Everybody May Not Make It Out
One of the most heart-wrenching stories of Katrina, and there are so many to choose from, is that of Dr. Anna Pou. Right after Katrina hit she was accused of murdering nine patients in a long-term care unit of LifeCare Hospital in a New Orleans. I have to admit in some posts I wrote I was not that kind to her. But in hindsight I was dead wrong. She acted as an angel of mercy it was shown in court documents. Which is why a grand jury declined to indict her.
She still faces a number of civil suits that will most likely drag on for years, but as more and more information surfaces it is clear, at least to me, that she did the only thing she could do. From MSNBC:
Almost a year after the storm, in July 2006, authorities arrested Dr. Anna Pou, a well-known head and neck surgeon. She was eventually accused of murdering nine patients who were in a long-term acute care unit on the seventh floor run by LifeCare Hospital of New Orleans. (Two nurses were also arrested but their charges were later dropped.)

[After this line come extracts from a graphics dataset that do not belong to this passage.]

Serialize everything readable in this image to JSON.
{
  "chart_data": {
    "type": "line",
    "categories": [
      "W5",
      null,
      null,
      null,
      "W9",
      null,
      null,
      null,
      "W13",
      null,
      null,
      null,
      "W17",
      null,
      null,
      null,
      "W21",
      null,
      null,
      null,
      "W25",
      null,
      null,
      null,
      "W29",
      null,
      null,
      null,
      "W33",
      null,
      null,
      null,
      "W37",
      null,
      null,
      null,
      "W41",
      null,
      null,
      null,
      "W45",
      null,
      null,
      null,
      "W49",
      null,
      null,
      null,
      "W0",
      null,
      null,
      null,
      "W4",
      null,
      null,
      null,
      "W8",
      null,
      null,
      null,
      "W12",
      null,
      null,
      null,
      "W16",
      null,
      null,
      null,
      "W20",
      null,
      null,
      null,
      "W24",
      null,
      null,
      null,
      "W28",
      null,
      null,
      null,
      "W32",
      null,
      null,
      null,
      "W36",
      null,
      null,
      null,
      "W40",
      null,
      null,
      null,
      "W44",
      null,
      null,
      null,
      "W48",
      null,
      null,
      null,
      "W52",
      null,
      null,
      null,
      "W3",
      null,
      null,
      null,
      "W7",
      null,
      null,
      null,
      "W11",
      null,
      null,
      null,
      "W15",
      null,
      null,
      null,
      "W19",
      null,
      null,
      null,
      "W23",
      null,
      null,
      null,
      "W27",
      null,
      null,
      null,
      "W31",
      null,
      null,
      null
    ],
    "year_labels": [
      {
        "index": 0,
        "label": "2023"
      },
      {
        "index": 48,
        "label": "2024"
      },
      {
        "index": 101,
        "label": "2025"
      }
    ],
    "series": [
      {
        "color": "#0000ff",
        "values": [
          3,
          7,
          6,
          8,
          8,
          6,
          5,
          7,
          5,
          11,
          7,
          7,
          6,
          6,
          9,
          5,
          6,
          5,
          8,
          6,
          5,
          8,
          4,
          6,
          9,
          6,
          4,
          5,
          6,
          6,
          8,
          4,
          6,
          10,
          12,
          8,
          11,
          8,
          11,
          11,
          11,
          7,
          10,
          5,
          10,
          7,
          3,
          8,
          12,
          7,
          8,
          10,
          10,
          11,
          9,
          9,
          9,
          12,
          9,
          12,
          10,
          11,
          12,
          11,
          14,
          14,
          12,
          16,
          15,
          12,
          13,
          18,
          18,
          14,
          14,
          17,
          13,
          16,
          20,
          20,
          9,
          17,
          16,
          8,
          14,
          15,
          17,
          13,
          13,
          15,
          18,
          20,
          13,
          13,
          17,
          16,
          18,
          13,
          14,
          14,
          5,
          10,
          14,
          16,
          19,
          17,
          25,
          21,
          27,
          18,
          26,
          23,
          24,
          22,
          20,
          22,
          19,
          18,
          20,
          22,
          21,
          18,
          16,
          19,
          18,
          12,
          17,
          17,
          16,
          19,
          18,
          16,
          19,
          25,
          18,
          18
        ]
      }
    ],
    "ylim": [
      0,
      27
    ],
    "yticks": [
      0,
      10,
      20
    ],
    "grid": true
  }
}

Pou tells NEWSWEEK’s Julie Scelfo that she did indeed administer morphine and a sedative to the nine patients and she knew that these medication might hasten their deaths. But, she says, killing them was not her intention. In the desperate calculation Pou and other medical professionals were forced to make in the chaos and madness that engulfed the hospital, she says some patients could be saved and others were almost certain to die. It was their suffering Pou says she sought to alleviate.